The young man had reportedly been fasting all day in observance of Ramadan and had just gone out to get food when he was attacked.
While social media has documented the worst of the violence, it is also being used to help catch the alleged culprits and clean up the aftermath of the chaos.
British police are using their website to try to catch suspected rioters by posting photos taken from security cameras and asking for the public's help in identifying them.
Britons are also coming together, using Facebook and Twitter to mobilize cleanup efforts. #riotcleanup has had more than 100,000 tweets.
People were also using social media to express their shock, anger and sadness at events such as this tweet from @makeida: "Today I would like to see the mothers of last night's children down on the streets cleaning up after their greedy embarrassment."
Sarah Burnett put a humorous twist on her tweet: "My son went to Clampton Junction for the cleanup today. Can you please ask him to do his bedroom next?"

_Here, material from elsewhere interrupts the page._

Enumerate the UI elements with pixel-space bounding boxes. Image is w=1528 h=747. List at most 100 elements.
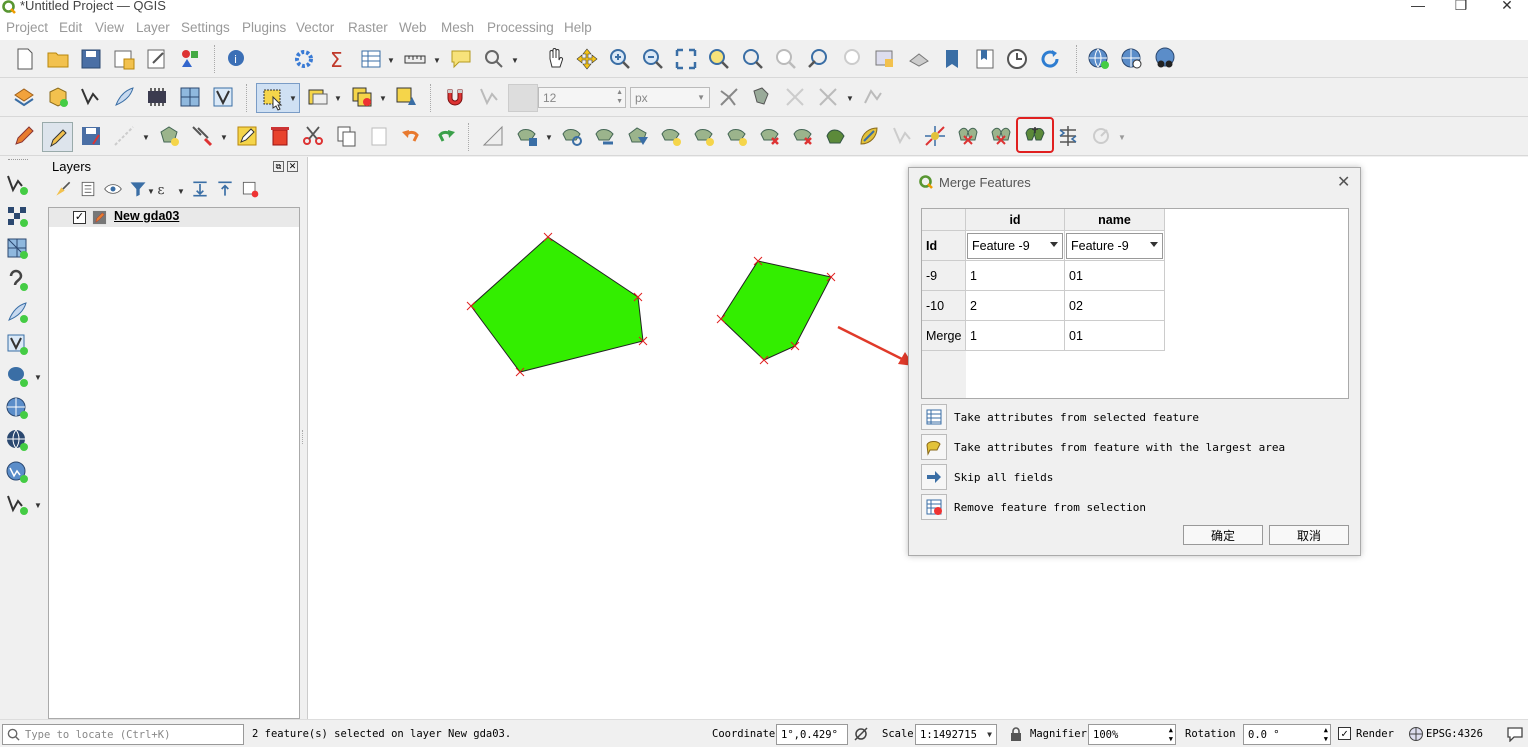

The high penetration of mobile technology in Britain makes the country a fertile ground for using social media in these types of situations, says Boler.
There are 62.5 million cell phones in a country with a population of about 61 million. The average user has 1.8 mobile phones and that figure is expected to rise to two per user soon.
The rise in ownership is attributed to people having one cell for personal calls and a BlackBerry for work.
Social media has been at the forefront of unrest for at least two decades, says Boler, pointing to the videotaped beating of Rodney King by four Los Angeles police officers in 1991.
When those officers were acquitted of assault in the case in April 1992, it sparked vicious riots in L.A. Fifty-five people were killed in several days of rioting, looting and retaliatory attacks against whites and Asians. About 2,000 people were injured, and another 12,000 arrested.
A second iconic video from those riots is of Reginald Oliver Denny, a white truck driver who was dragged from his vehicle and beaten by a black mob.